Soumis par Révolution Inte... le
Nous publions ci-dessous de larges extraits d’un article d’Internacionalismo, section au Pérou du CCI, paru pendant la campagne pour les élections présidentielles marquées par le contexte de la pandémie de Covid-19.
Une fois de plus, la bourgeoisie péruvienne a mis en marche un processus électoral. Un processus marqué par le conflit social et politique de l’année dernière, qui s’est terminé par de violentes protestations de la population à Lima, après que le Congrès a approuvé la vacance de Martin Vizcarra, suivie de la démission de son successeur, Manuel Merino (qui n’a pas tenu plus d’une semaine au pouvoir). Ces luttes étaient des luttes interclassistes sur le terrain mystificateur des « revendications citoyennes ». Mais, à la fin, il y a eu les manifestations de travailleurs du secteur agro-industriel, qui, elles, se situaient sur un terrain de classe.
Ces événements ont eu pour cadre général l’aggravation de la pandémie, qui a renforcé la perception dans la société de l’incapacité de la classe dirigeante, non seulement à gérer de manière responsable la pandémie, mais aussi à organiser ses propres forces politiques. […]
Alors que les fractions de la bourgeoisie se préparent pour le deuxième tour, le nombre de morts de Covid-19 ne fait qu’augmenter. Comme d’autres bourgeoisies dans le monde, la bourgeoisie péruvienne ne cache pas son véritable intérêt : tenter d’assurer les conditions politiques minimales nécessaires au bon fonctionnement de la production et du capital.

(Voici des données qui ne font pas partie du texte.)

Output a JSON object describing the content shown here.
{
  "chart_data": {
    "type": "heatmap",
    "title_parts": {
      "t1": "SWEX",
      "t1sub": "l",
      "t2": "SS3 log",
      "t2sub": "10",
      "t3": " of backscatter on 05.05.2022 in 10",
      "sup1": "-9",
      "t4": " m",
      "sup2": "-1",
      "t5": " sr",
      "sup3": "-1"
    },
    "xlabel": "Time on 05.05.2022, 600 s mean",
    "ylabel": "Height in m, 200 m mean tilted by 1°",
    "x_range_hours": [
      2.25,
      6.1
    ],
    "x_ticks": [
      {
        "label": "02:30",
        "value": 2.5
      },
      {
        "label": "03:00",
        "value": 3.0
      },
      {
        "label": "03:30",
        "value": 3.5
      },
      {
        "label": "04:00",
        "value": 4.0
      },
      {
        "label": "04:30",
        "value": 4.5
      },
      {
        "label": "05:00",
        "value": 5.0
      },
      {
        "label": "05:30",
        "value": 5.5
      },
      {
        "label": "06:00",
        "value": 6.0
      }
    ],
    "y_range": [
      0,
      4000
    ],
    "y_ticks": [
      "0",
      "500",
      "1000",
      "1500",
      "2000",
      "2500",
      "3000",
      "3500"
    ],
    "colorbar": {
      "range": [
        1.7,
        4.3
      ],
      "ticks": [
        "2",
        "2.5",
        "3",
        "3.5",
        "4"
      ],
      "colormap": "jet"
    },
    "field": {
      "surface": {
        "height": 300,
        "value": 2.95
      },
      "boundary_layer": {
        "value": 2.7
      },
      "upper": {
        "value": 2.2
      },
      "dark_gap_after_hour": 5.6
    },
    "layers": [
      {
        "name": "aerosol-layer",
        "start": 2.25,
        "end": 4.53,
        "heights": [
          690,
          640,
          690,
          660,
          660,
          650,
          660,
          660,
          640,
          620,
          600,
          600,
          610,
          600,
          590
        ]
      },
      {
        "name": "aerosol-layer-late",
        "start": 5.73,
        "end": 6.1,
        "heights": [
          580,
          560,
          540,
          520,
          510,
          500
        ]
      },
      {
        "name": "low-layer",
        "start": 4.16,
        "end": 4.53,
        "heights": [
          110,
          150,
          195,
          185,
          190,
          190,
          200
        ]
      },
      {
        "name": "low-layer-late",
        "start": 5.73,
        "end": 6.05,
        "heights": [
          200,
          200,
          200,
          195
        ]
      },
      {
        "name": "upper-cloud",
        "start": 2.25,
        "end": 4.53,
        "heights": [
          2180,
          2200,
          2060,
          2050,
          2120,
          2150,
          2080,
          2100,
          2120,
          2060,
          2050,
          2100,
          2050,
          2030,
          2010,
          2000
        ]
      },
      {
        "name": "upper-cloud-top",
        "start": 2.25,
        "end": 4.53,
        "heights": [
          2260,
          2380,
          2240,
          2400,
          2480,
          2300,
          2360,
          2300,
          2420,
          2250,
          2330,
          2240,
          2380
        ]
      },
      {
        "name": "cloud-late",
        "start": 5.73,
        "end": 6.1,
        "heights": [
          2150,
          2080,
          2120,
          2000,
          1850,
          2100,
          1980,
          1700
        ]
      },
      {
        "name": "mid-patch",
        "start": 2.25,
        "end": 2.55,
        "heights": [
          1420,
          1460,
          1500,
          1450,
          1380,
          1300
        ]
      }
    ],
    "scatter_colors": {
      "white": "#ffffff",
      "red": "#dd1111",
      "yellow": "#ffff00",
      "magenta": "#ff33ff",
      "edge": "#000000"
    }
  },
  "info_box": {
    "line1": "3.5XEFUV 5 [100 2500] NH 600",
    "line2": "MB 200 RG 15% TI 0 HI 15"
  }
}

Pendant ce temps, le nombre de décès causés par le Covid-19 dans le pays s’élève à 165 608 personnes à cette date. (1) Il ne faut pas oublier qu’en août de l’année dernière, le Pérou est devenu l’un des pays du monde où le nombre de décès par million d’habitants est le plus élevé.
Mais cette situation est-elle seulement le résultat de la négligence de la bourgeoisie péruvienne ? Dans notre « Rapport sur la pandémie de Covid-19 et la période de décomposition capitaliste » de juillet 2020, nous avons clairement indiqué que cette pandémie représente non seulement la crise la plus importante depuis que le système est entré dans sa dernière phase de déclin historique, celle de la décomposition sociale, inaugurée par l’effondrement du bloc de l’Est en 1989, mais qu’elle traduit « toute une série d’éléments de chaos qui représentent la putréfaction généralisée du système capitaliste ». […]
En ce sens, les crises politiques récurrentes qu’a connues le pays, notamment dans le contexte de la pandémie, le manque de coordination institutionnelle allant jusqu’à l’utilisation des effets de la pandémie comme arme de confrontation entre les fractions de la bourgeoisie, chacune cherchant à affaiblir ou à discréditer l’adversaire, le faible investissement dans la santé depuis des décennies, un système de santé déficitaire en médecins et en lits, entre autres aspects, ont retardé ou rendu inefficaces les mesures nécessaires pour combattre le virus.
Le chaos que le monde, et particulièrement le Pérou, connaissent aujourd’hui avec la pandémie est le résultat d’un abandon progressif de la population, en particulier sur le plan sanitaire, exprimant un aspect caractéristique de la décomposition capitaliste, qui est « la perte croissante de contrôle des moyens que la bourgeoisie elle-même s’était donnés jusqu’à aujourd’hui pour limiter et canaliser les effets du déclin historique de son mode de production ». Il est clair que ce n’est pas la bourgeoisie d’un pays ou d’un autre, ou une certaine fraction de celle-ci, mais le capitalisme, en tant que système politique et social qui fait passer ses intérêts économiques, sa volonté de se perpétuer et d’accumuler pour le profit, bien avant les conditions de vie de la population.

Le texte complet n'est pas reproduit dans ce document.